What a comparison we have here between the nation Israel and the believing remnant! Israel had never been able to walk since the day that God took them by the hand to bring them out of the land of Egypt (Jeremiah 31:32). And now Israel had sought temporal deliverance and earthly prosperity like the lame man begging here for an alms. An alms indeed it would have proved, too, had Israel been granted her wish, for she needed more than temporal deliverance and prosperity. She needed redemption from sin (Matthew 1:21; Acts 3:26; Romans 11:26). The price of this redemption was not silver and gold but the blood of the new covenant (Jeremiah 31:31-34; Matthew 26:28). Now Israel lay at the threshold of millennial blessing, as it were, but without redemption and the Spirit, she lacked the strength to enter in and could but remain a helpless beggar. Some years after the healing of the lame man, Peter wrote to the Jewish believers of his day:

Forasmuch as ye know that ye were not redeemed with corruptible things, as silver and gold, from your vain conversation received by tradition from your fathers; but with the precious blood of Christ, as of a lamb without blemish and without spot (1 Peter 1:18-19).

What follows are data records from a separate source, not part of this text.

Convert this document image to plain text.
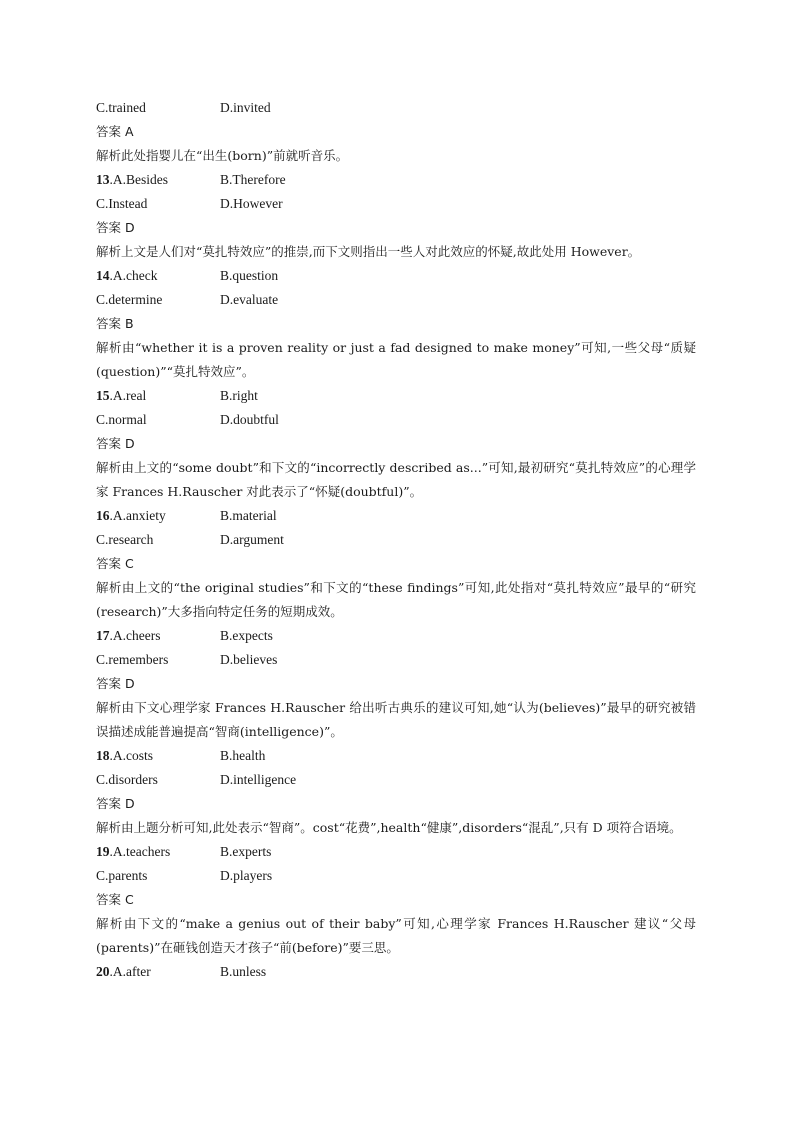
C.trained	D.invited
答案 A
解析此处指婴儿在“出生(born)”前就听音乐。
13.A.Besides	B.Therefore
C.Instead	D.However
答案 D
解析上文是人们对“莫扎特效应”的推崇,而下文则指出一些人对此效应的怀疑,故此处用 However。
14.A.check	B.question
C.determine	D.evaluate
答案 B
解析由“whether it is a proven reality or just a fad designed to make money”可知,一些父母“质疑(question)”“莫扎特效应”。
15.A.real	B.right
C.normal	D.doubtful
答案 D
解析由上文的“some doubt”和下文的“incorrectly described as...”可知,最初研究“莫扎特效应”的心理学家 Frances H.Rauscher 对此表示了“怀疑(doubtful)”。
16.A.anxiety	B.material
C.research	D.argument
答案 C
解析由上文的“the original studies”和下文的“these findings”可知,此处指对“莫扎特效应”最早的“研究(research)”大多指向特定任务的短期成效。
17.A.cheers	B.expects
C.remembers	D.believes
答案 D
解析由下文心理学家 Frances H.Rauscher 给出听古典乐的建议可知,她“认为(believes)”最早的研究被错误描述成能普遍提高“智商(intelligence)”。
18.A.costs	B.health
C.disorders	D.intelligence
答案 D
解析由上题分析可知,此处表示“智商”。cost“花费”,health“健康”,disorders“混乱”,只有 D 项符合语境。
19.A.teachers	B.experts
C.parents	D.players
答案 C
解析由下文的“make a genius out of their baby”可知,心理学家 Frances H.Rauscher 建议“父母(parents)”在砸钱创造天才孩子“前(before)”要三思。
20.A.after	B.unless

There was the rub. Israel was seeking deliverance from her troubles but not from her sin. She would not repent. Therefore the nation was laid as a helpless beggar outside the temple, while the true worshipers, the “little flock,” worshiped daily within! And it was this despised remnant that had what Israel needed to help her rise to her feet and enter the temple too. Indeed, the burning question now was: would she even yet receive it?

What a foreshadowing of millennial blessing to come, and what a sign of blessing proffered Israel then, at Pentecost, as Peter lifts the beggar by the right hand, saying: In the name of Jesus Christ of Nazareth rise up and walk (v.6).

Suddenly the lame beggar has become a worshiper and he enters with them into the temple walking and leaping and praising God!

For the present Israel still remains spiritually a poor, helpless beggar, outside of the presence of God, but the blessed day will come when the chosen nation will be saved and with the resurrected remnant will enter before God with songs of rejoicing. — Stam, pages 128-129.